Gary Nabel, director of the Vaccine Research Centre at the US National Institute of Allergy and Infectious Diseases, said: “We have exciting new candidates that are eliciting response that have not been seen before.”
He told the packed hall that the HIV Vaccine Trials Network is currently testing a product that has shown great promise immunologically – in the lab delivering a “robust” response in stimulating CD4 cells and antibodies.
The HVTN 505 trial is testing a multiclade (includes different sub-types of HIV) DNA vaccine with an Adno booster (intended to stimulate the immune system). This Phase II trial started this year and will wrap up in 2012.
He also described new concepts around T-cell vectors (vaccines that stimulate cell-mediated immune response) and said this field was making advances. In particular he reported on the efficacy of the LCMV (a type of virus) at stimulating a powerful immune response in lab tests and he talked about a new generation of vaccines using the “mosaic” concept.
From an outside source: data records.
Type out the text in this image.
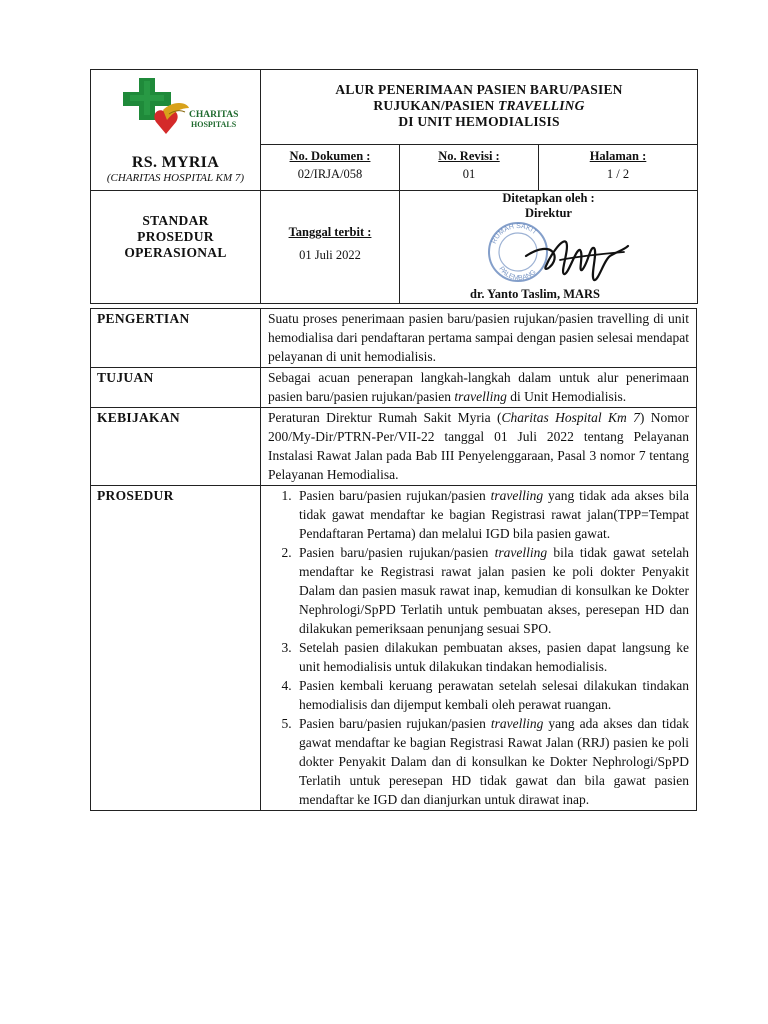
CHARITAS
HOSPITALS
RS. MYRIA
(CHARITAS HOSPITAL KM 7)

ALUR PENERIMAAN PASIEN BARU/PASIEN
RUJUKAN/PASIEN TRAVELLING
DI UNIT HEMODIALISIS

No. Dokumen :
02/IRJA/058

No. Revisi :
01

Halaman :
1 / 2

STANDAR
PROSEDUR
OPERASIONAL

Tanggal terbit :
01 Juli 2022

Ditetapkan oleh :
Direktur
RUMAH SAKIT
PALEMBANG
dr. Yanto Taslim, MARS
PENGERTIAN	Suatu proses penerimaan pasien baru/pasien rujukan/pasien travelling di unit hemodialisa dari pendaftaran pertama sampai dengan pasien selesai mendapat pelayanan di unit hemodialisis.
TUJUAN	Sebagai acuan penerapan langkah-langkah dalam untuk alur penerimaan pasien baru/pasien rujukan/pasien travelling di Unit Hemodialisis.
KEBIJAKAN	Peraturan Direktur Rumah Sakit Myria (Charitas Hospital Km 7) Nomor 200/My-Dir/PTRN-Per/VII-22 tanggal 01 Juli 2022 tentang Pelayanan Instalasi Rawat Jalan pada Bab III Penyelenggaraan, Pasal 3 nomor 7 tentang Pelayanan Hemodialisa.
PROSEDUR
1.	Pasien baru/pasien rujukan/pasien travelling yang tidak ada akses bila tidak gawat mendaftar ke bagian Registrasi rawat jalan(TPP=Tempat Pendaftaran Pertama) dan melalui IGD bila pasien gawat.
2. Pasien baru/pasien rujukan/pasien travelling bila tidak gawat setelah mendaftar ke Registrasi rawat jalan pasien ke poli dokter Penyakit Dalam dan pasien masuk rawat inap, kemudian di konsulkan ke Dokter Nephrologi/SpPD Terlatih untuk pembuatan akses, peresepan HD dan dilakukan pemeriksaan penunjang sesuai SPO.
3. Setelah pasien dilakukan pembuatan akses, pasien dapat langsung ke unit hemodialisis untuk dilakukan tindakan hemodialisis.
4. Pasien kembali keruang perawatan setelah selesai dilakukan tindakan hemodialisis dan dijemput kembali oleh perawat ruangan.
5. Pasien baru/pasien rujukan/pasien travelling yang ada akses dan tidak gawat mendaftar ke bagian Registrasi Rawat Jalan (RRJ) pasien ke poli dokter Penyakit Dalam dan di konsulkan ke Dokter Nephrologi/SpPD Terlatih untuk peresepan HD tidak gawat dan bila gawat pasien mendaftar ke IGD dan dianjurkan untuk dirawat inap.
“On the T-cell side we can look forward to a lot of improvements,” he indicated.
Nabel said progress has been made on stimulating antibody immunity, guided by the analyses of blood from people who successfully generate broad neutralising antibodies.
“These individuals can serve as a guide to vaccine development,” he said.
Nabel emphasised the need to find new ways to measure immunity that will correlate (show a link to) protection against HIV and the important the window of opportunity to stop HIV as soon as it infects the cervix.